Representation Matters in Inclusive Workspaces
To create a more inclusive workspace, diminish the barrier that affects half of your students. In this day and age, there may be fewer examples of female scientists that have contributed to a specific subject.
- Remind your students of the barriers women had to fight to give themselves an equal opportunity in a male-dominated field.
- Point out the inequities that women face and inspire your students to change them.
- Acknowledge the fact that there are plenty of successful women that work in STEM field
On top of the male dominated STEM fields, they oftentimes consist of mostly Caucasian people. Highlight people of color whenever possible and make sure they are represented in images you use in the classroom. Suggest movies such as Hidden Figures and books such as Black Pioneers of Science and Invention by Louis Haber. Take their inclusive education beyond the classroom.
Religion is yet another factor that can make students feel unwelcome. If the majority of your school subscribes to one religion, create an inclusive workspace by acknowledging the achievements of others with different world views. Mention to your students that algebra was conceived during the Islamic Golden Age or that over 20% of Nobel Prizes were won by Jews. A staggering feat when you consider Jews make up only 0.2% of the global population. Religion should not come in between a students and a comfortable learning environment.
Include Students with Learning Differences
When creating inclusive workspaces, we often forget invisible factors such as learning differences. About 14% of all public school students have a learning disability. Chances are, you have some of those students in your class. An easy way to support these students is to teach material in varied ways. Use images, audio, hands-on activities, etc. so as many different learning styles as possible find the information accessible.
Sometimes students with disabilities qualify for extra time on their assessments. Create an inclusive workspace by not making it unnecessarily difficult for them to manage their extra time. Schedule times they can finish their assessments or tests that won’t last the whole period. Allow your special students to complete their work in one class period while students with standard time leave early. If you notice a student constantly getting distracted, understand that it may have nothing to do with their desire to learn or their “smarts.” Try allowing these students to use fidget toys or doodle if necessary. They simply may not be able to keep their focus for very long.
Many accomplished scientists battle disabilities and/or set-backs:
- Albert Einstein didn’t begin speaking until age four and is even believed to have had dyslexia.
- Stephen Hawking suffered from motor neuron disease.
- Charles Darwin had OCD and is rumored to have autism.
- Sir Isaac Newton is also likely to have been on the autism spectrum.
To create an inclusive workspace, learning disabilities should be treated in the same way as all other differences: celebrated as opposed to shamed.

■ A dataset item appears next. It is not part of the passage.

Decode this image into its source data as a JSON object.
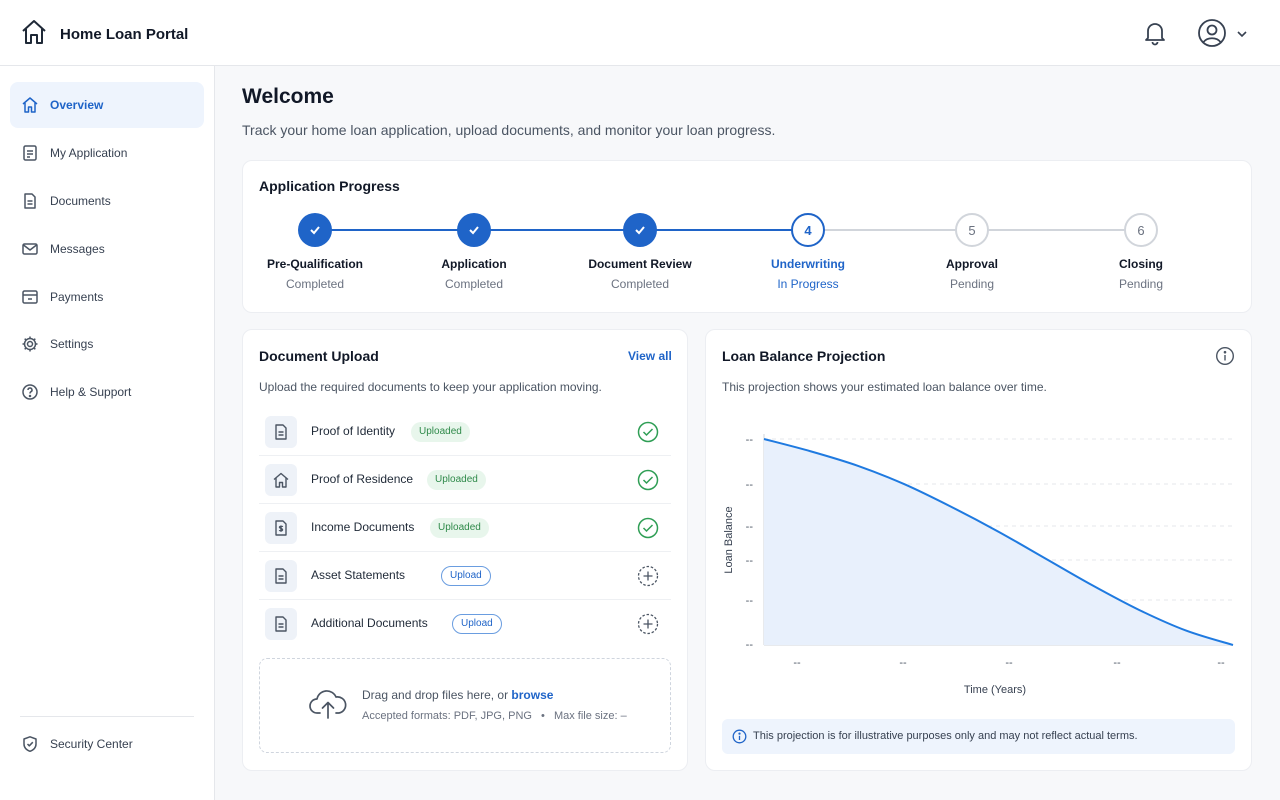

If you suspect a child may have a learning disability, consider reaching out to their parents or a school psychologist for testing.
Getting it Right
Finally, make an effort to learn the pronunciation of all students’ names. Names of an ethnic origin other than your own may take more practice to say correctly. In the long run, your students will feel more included when you make the effort to address them appropriately.
Taking these simple steps will make all the difference to create an inclusive workspace for your students. You won’t just eliminate barriers that impede learning, you’d also teach them to be respectful and inclusive human beings! We hope you can implement these tips to make your classroom more inclusive!